Additional Information:

I moved to MA from NY and was unaware that I was supposed to have a Home Improvement License to do any work in the state. I contracted into a painting job at a residence in Natick, MA not knowing this and the local building inspector was made aware that I was not properly licensed to do this work. I am obviously taking the steps to obtain this license now which is just a one hundred dollar fee but am concerned of any penalties that may be imposed, and if they would be civil or criminal for not having this license and doing this painting work. Can someone PLEASE tell me how much trouble I could possibly be looking at!?!?

ATTORNEY ANSWER:

You do not state in your question what type of painting that you were hired to do at the residence in Natick.  Some forms of painting are exempt from licensing under the Code of Massachusetts Regulations if you are involved exclusively in “interior painting or wall covering”. The penalties for violation of the Home Improvement License law are set forth in M.G.L. c. 142A Secs. 18 and 19. For administrative penalties under M.G.L. c. 142A Sec. 18, the statute provides that the director could assess an administrative penalty not to exceed $2,000.00 for each violation and may suspend one’s registration as a Home Improvement contractor.
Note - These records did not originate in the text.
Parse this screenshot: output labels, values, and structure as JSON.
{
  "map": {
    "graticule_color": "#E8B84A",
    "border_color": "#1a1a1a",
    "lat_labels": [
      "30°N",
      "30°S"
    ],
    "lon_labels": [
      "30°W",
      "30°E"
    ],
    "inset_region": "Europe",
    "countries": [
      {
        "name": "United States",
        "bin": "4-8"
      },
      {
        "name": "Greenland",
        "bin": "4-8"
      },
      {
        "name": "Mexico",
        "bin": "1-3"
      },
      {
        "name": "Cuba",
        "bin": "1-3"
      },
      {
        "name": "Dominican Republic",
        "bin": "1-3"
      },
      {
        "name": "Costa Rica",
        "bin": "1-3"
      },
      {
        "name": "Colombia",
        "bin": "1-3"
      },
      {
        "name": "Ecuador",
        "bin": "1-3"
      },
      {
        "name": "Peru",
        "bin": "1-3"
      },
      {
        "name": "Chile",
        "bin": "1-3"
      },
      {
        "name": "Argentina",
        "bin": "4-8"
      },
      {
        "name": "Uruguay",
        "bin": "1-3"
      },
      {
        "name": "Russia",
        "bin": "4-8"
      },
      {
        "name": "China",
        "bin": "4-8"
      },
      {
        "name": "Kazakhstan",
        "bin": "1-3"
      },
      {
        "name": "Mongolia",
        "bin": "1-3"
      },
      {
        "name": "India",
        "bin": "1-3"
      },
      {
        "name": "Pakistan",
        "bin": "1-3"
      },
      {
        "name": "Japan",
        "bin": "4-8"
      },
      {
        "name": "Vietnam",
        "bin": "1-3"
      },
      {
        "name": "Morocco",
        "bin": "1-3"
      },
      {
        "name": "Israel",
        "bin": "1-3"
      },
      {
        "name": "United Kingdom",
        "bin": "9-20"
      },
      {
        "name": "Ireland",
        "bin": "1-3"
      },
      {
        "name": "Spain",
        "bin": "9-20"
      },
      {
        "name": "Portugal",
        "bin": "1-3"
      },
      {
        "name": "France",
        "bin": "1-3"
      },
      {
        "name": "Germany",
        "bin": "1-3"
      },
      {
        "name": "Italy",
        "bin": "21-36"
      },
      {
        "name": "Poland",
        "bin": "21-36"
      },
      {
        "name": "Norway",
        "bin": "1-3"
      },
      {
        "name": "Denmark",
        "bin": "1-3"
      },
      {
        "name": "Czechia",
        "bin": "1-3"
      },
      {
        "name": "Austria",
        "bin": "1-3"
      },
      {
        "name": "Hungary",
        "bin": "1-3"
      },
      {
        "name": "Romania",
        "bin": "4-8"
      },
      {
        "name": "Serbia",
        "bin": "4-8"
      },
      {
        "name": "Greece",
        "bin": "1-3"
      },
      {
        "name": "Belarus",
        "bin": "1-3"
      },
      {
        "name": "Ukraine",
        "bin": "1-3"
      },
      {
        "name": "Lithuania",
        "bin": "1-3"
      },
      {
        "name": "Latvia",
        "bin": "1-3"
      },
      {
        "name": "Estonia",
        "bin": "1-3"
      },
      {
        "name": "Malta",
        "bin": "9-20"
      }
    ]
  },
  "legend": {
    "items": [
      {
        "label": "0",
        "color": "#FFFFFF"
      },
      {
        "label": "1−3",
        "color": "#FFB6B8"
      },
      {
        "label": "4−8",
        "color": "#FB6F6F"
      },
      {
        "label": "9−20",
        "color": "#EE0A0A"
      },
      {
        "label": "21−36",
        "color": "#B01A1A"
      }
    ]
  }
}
M.G.L.. c. 142A Sec. 19 provides that a contrator or subcontrator who shall knowingly, willfully or negiligently operate without obtaining a certificate of registration…….shall be punished by a fine not exceeding five thousand dollars or improsinment not exceeding two years, or both.

Unfortunately, these are potentially harsh penalties for what appears to be a mistake on your part. From what you have stated in our synopsis, you do not appear to have violated the statute knowingly and/or willfully. The only issue would be if you negligently violated the statute. I wish you luck.